Engineering ferroelectricity in monoclinic hafnia

TL;DR

This paper proposes a theoretical design of defect-free, epitaxial superlattices of HfO$_2$ and CeO$_2$ that stabilize the monoclinic phase of HfO$_2$, enabling robust ferroelectricity suitable for high-performance devices.

Contribution

It introduces a novel epitaxial superlattice approach to achieve stable ferroelectricity in HfO$_2$ without defects, based on the monoclinic phase.

Findings

Achieves electric polarization >25 μC/cm²

Ultralow polarization-switching energy barrier (~2.5 meV/atom)

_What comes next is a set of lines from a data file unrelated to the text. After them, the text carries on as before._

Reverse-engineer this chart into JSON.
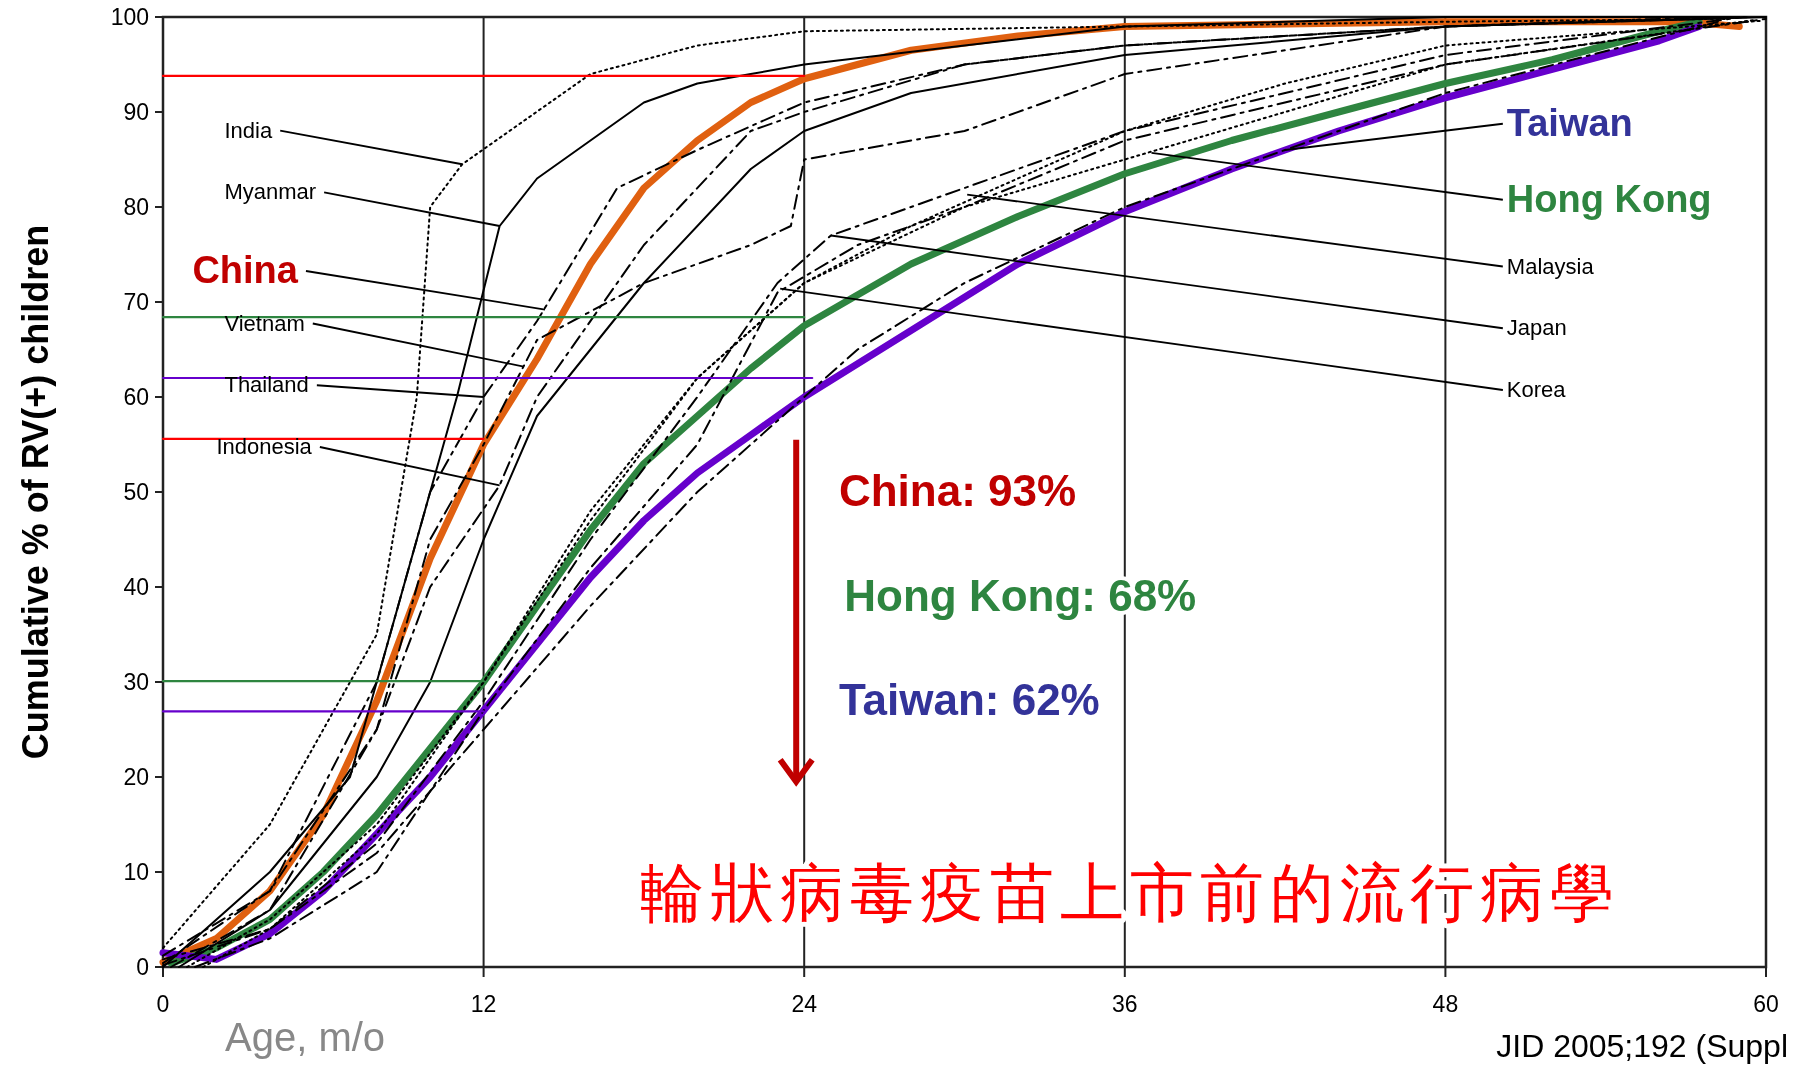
{
  "chart_data": {
    "type": "line",
    "title": "輪狀病毒疫苗上市前的流行病學",
    "xlabel": "Age, m/o",
    "ylabel": "Cumulative % of RV(+) children",
    "xlim": [
      0,
      60
    ],
    "ylim": [
      0,
      100
    ],
    "xticks": [
      0,
      12,
      24,
      36,
      48,
      60
    ],
    "yticks": [
      0,
      10,
      20,
      30,
      40,
      50,
      60,
      70,
      80,
      90,
      100
    ],
    "grid": "x",
    "marker": "none",
    "annotations": [
      {
        "text": "China",
        "x": 14.3,
        "y": 69.2
      },
      {
        "text": "Hong Kong",
        "x": 37,
        "y": 85.7
      },
      {
        "text": "Taiwan",
        "x": 42,
        "y": 86
      },
      {
        "text": "India",
        "x": 11.2,
        "y": 84.5
      },
      {
        "text": "Myanmar",
        "x": 12.6,
        "y": 78
      },
      {
        "text": "Vietnam",
        "x": 13.5,
        "y": 63.2
      },
      {
        "text": "Thailand",
        "x": 12,
        "y": 60
      },
      {
        "text": "Indonesia",
        "x": 12.6,
        "y": 50.7
      },
      {
        "text": "Malaysia",
        "x": 30.1,
        "y": 81.3
      },
      {
        "text": "Japan",
        "x": 25,
        "y": 77
      },
      {
        "text": "Korea",
        "x": 23.1,
        "y": 71.4
      },
      "China: 93%",
      "Hong Kong: 68%",
      "Taiwan: 62%",
      "JID 2005;192 (Suppl"
    ],
    "series": [
      {
        "color": "#e06010",
        "line_style": "solid",
        "x": [
          0,
          2,
          4,
          6,
          8,
          10,
          12,
          14,
          16,
          18,
          20,
          22,
          24,
          28,
          32,
          36,
          48,
          57,
          59
        ],
        "values": [
          0.5,
          3,
          8,
          16,
          28,
          43,
          55,
          64,
          74,
          82,
          87,
          91,
          93.5,
          96.5,
          98,
          99,
          99.5,
          99.5,
          99
        ]
      },
      {
        "color": "#2e8540",
        "line_style": "solid",
        "x": [
          0.3,
          2,
          4,
          6,
          8,
          10,
          12,
          14,
          16,
          18,
          20,
          22,
          24,
          28,
          32,
          36,
          40,
          44,
          48,
          52,
          56,
          57.5
        ],
        "values": [
          0.4,
          2,
          5,
          10,
          16,
          23,
          30,
          38,
          46,
          53,
          58,
          63,
          67.5,
          74,
          79,
          83.5,
          87,
          90,
          93,
          95.5,
          98.5,
          99.5
        ]
      },
      {
        "color": "#6600cc",
        "line_style": "solid",
        "x": [
          0,
          2,
          4,
          6,
          8,
          10,
          12,
          14,
          16,
          18,
          20,
          22,
          24,
          28,
          32,
          36,
          40,
          44,
          48,
          52,
          56,
          57.5
        ],
        "values": [
          1.5,
          0.8,
          3.5,
          8,
          14,
          20,
          27,
          34,
          41,
          47,
          52,
          56,
          60,
          67,
          74,
          79.5,
          84,
          88,
          91.5,
          94.5,
          97.5,
          99
        ]
      },
      {
        "color": "#000000",
        "line_style": "dotted",
        "x": [
          0,
          4,
          8,
          9.5,
          10,
          11.2,
          16,
          20,
          24,
          36,
          48,
          58.5
        ],
        "values": [
          2,
          15,
          35,
          60,
          80,
          84.5,
          94,
          97,
          98.5,
          99,
          99.5,
          99.8
        ]
      },
      {
        "color": "#000000",
        "line_style": "solid",
        "x": [
          0,
          4,
          7,
          9,
          11,
          12.6,
          14,
          16,
          18,
          20,
          22,
          24,
          30,
          36,
          48,
          59
        ],
        "values": [
          0,
          10,
          20,
          40,
          60,
          78,
          83,
          87,
          91,
          93,
          94,
          95,
          97,
          99,
          100,
          100
        ]
      },
      {
        "color": "#000000",
        "line_style": "dashed",
        "x": [
          0.3,
          4,
          8,
          10,
          12,
          14,
          18,
          22,
          23.5,
          24,
          30,
          36,
          48,
          59.5
        ],
        "values": [
          0,
          6,
          25,
          45,
          55,
          66,
          72,
          76,
          78,
          85,
          88,
          94,
          99,
          100
        ]
      },
      {
        "color": "#000000",
        "line_style": "solid",
        "x": [
          0.6,
          4,
          8,
          10,
          12,
          14,
          18,
          22,
          24,
          28,
          36,
          48,
          60
        ],
        "values": [
          0,
          6,
          20,
          30,
          45,
          58,
          72,
          84,
          88,
          92,
          96,
          99,
          100
        ]
      },
      {
        "color": "#000000",
        "line_style": "dashed",
        "x": [
          0,
          4,
          8,
          10,
          12.6,
          14,
          18,
          22,
          24,
          30,
          36,
          48,
          58
        ],
        "values": [
          0.4,
          8,
          25,
          40,
          50.7,
          60,
          76,
          88,
          90,
          95,
          97,
          99,
          100
        ]
      },
      {
        "color": "#000000",
        "line_style": "dotted",
        "x": [
          0.9,
          4,
          8,
          12,
          16,
          20,
          24,
          28,
          32,
          36,
          42,
          48,
          59.8
        ],
        "values": [
          0,
          5,
          15,
          30,
          48,
          62,
          72,
          78,
          83,
          88,
          93,
          97,
          99.6
        ]
      },
      {
        "color": "#000000",
        "line_style": "dashed",
        "x": [
          0,
          4,
          8,
          12,
          16,
          20,
          23,
          25,
          30,
          36,
          48,
          59.2
        ],
        "values": [
          0.8,
          4,
          13,
          28,
          45,
          60,
          72,
          77,
          82,
          88,
          96,
          100
        ]
      },
      {
        "color": "#000000",
        "line_style": "dashed",
        "x": [
          1.2,
          4,
          8,
          12,
          16,
          20,
          23,
          26,
          30,
          36,
          48,
          60
        ],
        "values": [
          0,
          3,
          10,
          27,
          42,
          55,
          71,
          76,
          80,
          87,
          95,
          99.8
        ]
      },
      {
        "color": "#000000",
        "line_style": "dashed",
        "x": [
          0,
          4,
          8,
          10,
          12,
          14,
          17,
          20,
          24,
          30,
          36,
          48,
          58.8
        ],
        "values": [
          1.2,
          8,
          30,
          50,
          60,
          68,
          82,
          86,
          91,
          95,
          97,
          99,
          99.9
        ]
      },
      {
        "color": "#000000",
        "line_style": "dotted",
        "x": [
          1.5,
          4,
          8,
          12,
          16,
          20,
          24,
          30,
          36,
          42,
          48,
          59.6
        ],
        "values": [
          0,
          4,
          14,
          30,
          47,
          62,
          72,
          80,
          85,
          90,
          95,
          99.7
        ]
      },
      {
        "color": "#000000",
        "line_style": "dashed",
        "x": [
          0,
          4,
          8,
          12,
          16,
          20,
          24,
          26,
          30,
          36,
          42,
          48,
          58.2
        ],
        "values": [
          0.2,
          4,
          12,
          25,
          38,
          50,
          60,
          65,
          72,
          80,
          86,
          92,
          99.5
        ]
      },
      {
        "color": "#ff0000",
        "line_style": "solid",
        "x": [
          0,
          24
        ],
        "values": [
          93.8,
          93.8
        ]
      },
      {
        "color": "#2e8540",
        "line_style": "solid",
        "x": [
          0,
          24
        ],
        "values": [
          68.4,
          68.4
        ]
      },
      {
        "color": "#6600cc",
        "line_style": "solid",
        "x": [
          0,
          24.3
        ],
        "values": [
          62,
          62
        ]
      },
      {
        "color": "#ff0000",
        "line_style": "solid",
        "x": [
          0,
          12
        ],
        "values": [
          55.6,
          55.6
        ]
      },
      {
        "color": "#2e8540",
        "line_style": "solid",
        "x": [
          0,
          12
        ],
        "values": [
          30.1,
          30.1
        ]
      },
      {
        "color": "#6600cc",
        "line_style": "solid",
        "x": [
          0,
          12
        ],
        "values": [
          26.9,
          26.9
        ]
      }
    ]
  }
}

Defect-free, thermodynamically stable ferroelectric superlattices

Abstract

Ferroelectricity in the complementary metal-oxide semiconductor (CMOS)-compatible hafnia (HfO$_2$) is crucial for the fabrication of high-integration nonvolatile memory devices. However, the capture of ferroelectricity in HfO$_2$ requires the stabilization of thermodynamically-metastable orthorhombic or rhombohedral phases, which entails the introduction of defects (e.g., dopants and vacancies) and pays the price of crystal imperfections, causing unpleasant wake-up and fatigue effects. Here, we report a theoretical strategy on the realization of robust ferroelectricity in HfO$_2$-based ferroelectrics by designing a series of epitaxial (HfO$_2$)$_1$/(CeO$_2$)$_1$ superlattices. The advantages of the designated ferroelectric superlattices are defects free, and most importantly, on the base of the thermodynamically stable monoclinic phase of HfO$_2$. Consequently, this allows the creation of superior ferroelectric properties with an electric polarization $>$25 $\mu$C/cm$^2$ and an ultralow polarization-switching energy barrier at $\sim$2.5 meV/atom. Our work may open an entirely new route towards the fabrication of high-performance HfO$_2$ based ferroelectric devices.